South Korean defense officials have pointed to concerns that Pyongyang might carry out more provocations early next year as Seoul and Washington hold two months of joint military exercises starting in February.
But Bennett said South Korea is not well prepared in the event of a sudden change of situation in the North. In such a case, he said, North Koreans have to believe that unification would be good for them, and South Korea doesn’t presently have laws in place that will ensure this.
“As a result, it is quite possible that North Korean military and security service personnel would fight against unification - and that fight could be very costly,” he said.
He said all North Korean agents in China have been ordered to return home and many can expect to be purged if they return. Thus, this incident is not just an issue of the “purge of Jang Song-thaek, but the potential destruction of the economic system that supported Chinese-North Korean trade,” said Bennett. “If that happens, Kim Jong-un and his people will pay a dear price, as China may then feel unable or unwilling to continue major trade with North Korea.”
He added that Jang, who had a close relationship with the Chinese, and his people “were able to control some of the North Korean corruption, thereby allowing trade to occur,” but without this sort of control Chinese companies may have trouble earning a profit and turn to investing in other countries.
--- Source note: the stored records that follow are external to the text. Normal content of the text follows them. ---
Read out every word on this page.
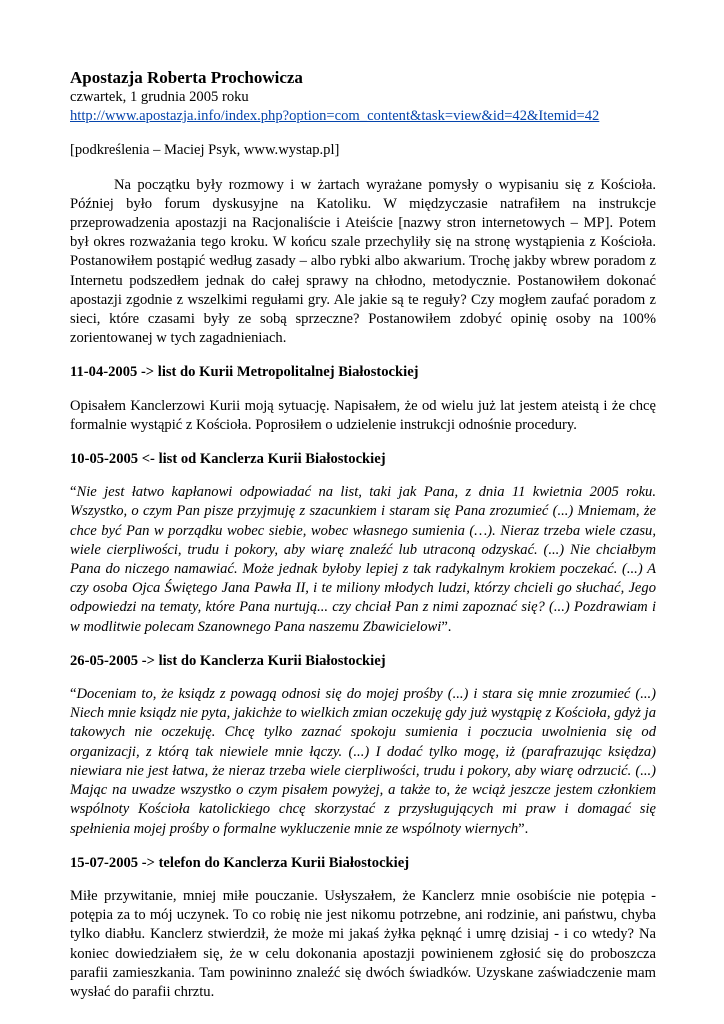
Apostazja Roberta Prochowicza
czwartek, 1 grudnia 2005 roku
http://www.apostazja.info/index.php?option=com_content&task=view&id=42&Itemid=42

[podkreślenia – Maciej Psyk, www.wystap.pl]

Na początku były rozmowy i w żartach wyrażane pomysły o wypisaniu się z Kościoła. Później było forum dyskusyjne na Katoliku. W międzyczasie natrafiłem na instrukcje przeprowadzenia apostazji na Racjonaliście i Ateiście [nazwy stron internetowych – MP]. Potem był okres rozważania tego kroku. W końcu szale przechyliły się na stronę wystąpienia z Kościoła. Postanowiłem postąpić według zasady – albo rybki albo akwarium. Trochę jakby wbrew poradom z Internetu podszedłem jednak do całej sprawy na chłodno, metodycznie. Postanowiłem dokonać apostazji zgodnie z wszelkimi regułami gry. Ale jakie są te reguły? Czy mogłem zaufać poradom z sieci, które czasami były ze sobą sprzeczne? Postanowiłem zdobyć opinię osoby na 100% zorientowanej w tych zagadnieniach.

11-04-2005 -> list do Kurii Metropolitalnej Białostockiej

Opisałem Kanclerzowi Kurii moją sytuację. Napisałem, że od wielu już lat jestem ateistą i że chcę formalnie wystąpić z Kościoła. Poprosiłem o udzielenie instrukcji odnośnie procedury.

10-05-2005 <- list od Kanclerza Kurii Białostockiej

“Nie jest łatwo kapłanowi odpowiadać na list, taki jak Pana, z dnia 11 kwietnia 2005 roku. Wszystko, o czym Pan pisze przyjmuję z szacunkiem i staram się Pana zrozumieć (...) Mniemam, że chce być Pan w porządku wobec siebie, wobec własnego sumienia (…). Nieraz trzeba wiele czasu, wiele cierpliwości, trudu i pokory, aby wiarę znaleźć lub utraconą odzyskać. (...) Nie chciałbym Pana do niczego namawiać. Może jednak byłoby lepiej z tak radykalnym krokiem poczekać. (...) A czy osoba Ojca Świętego Jana Pawła II, i te miliony młodych ludzi, którzy chcieli go słuchać, Jego odpowiedzi na tematy, które Pana nurtują... czy chciał Pan z nimi zapoznać się? (...) Pozdrawiam i w modlitwie polecam Szanownego Pana naszemu Zbawicielowi”.

26-05-2005 -> list do Kanclerza Kurii Białostockiej

“Doceniam to, że ksiądz z powagą odnosi się do mojej prośby (...) i stara się mnie zrozumieć (...) Niech mnie ksiądz nie pyta, jakichże to wielkich zmian oczekuję gdy już wystąpię z Kościoła, gdyż ja takowych nie oczekuję. Chcę tylko zaznać spokoju sumienia i poczucia uwolnienia się od organizacji, z którą tak niewiele mnie łączy. (...) I dodać tylko mogę, iż (parafrazując księdza) niewiara nie jest łatwa, że nieraz trzeba wiele cierpliwości, trudu i pokory, aby wiarę odrzucić. (...) Mając na uwadze wszystko o czym pisałem powyżej, a także to, że wciąż jeszcze jestem członkiem wspólnoty Kościoła katolickiego chcę skorzystać z przysługujących mi praw i domagać się spełnienia mojej prośby o formalne wykluczenie mnie ze wspólnoty wiernych”.

15-07-2005 -> telefon do Kanclerza Kurii Białostockiej

Miłe przywitanie, mniej miłe pouczanie. Usłyszałem, że Kanclerz mnie osobiście nie potępia - potępia za to mój uczynek. To co robię nie jest nikomu potrzebne, ani rodzinie, ani państwu, chyba tylko diabłu. Kanclerz stwierdził, że może mi jakaś żyłka pęknąć i umrę dzisiaj - i co wtedy? Na koniec dowiedziałem się, że w celu dokonania apostazji powinienem zgłosić się do proboszcza parafii zamieszkania. Tam powininno znaleźć się dwóch świadków. Uzyskane zaświadczenie mam wysłać do parafii chrztu.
Bennett previously worked with the office of the U.S. secretary of defense, U.S. Forces Korea and Japan, the U.S. Pacific Command and Central Command, and the Korean National Assembly.
He said Pyongyang at the moment seems “unlikely to accept the kind of economic opening that would be required for outside companies to invest in North Korea” and that its foreign policy “will become tougher, including the potential for provocations,” as long as Kim Jong-un feels threatened.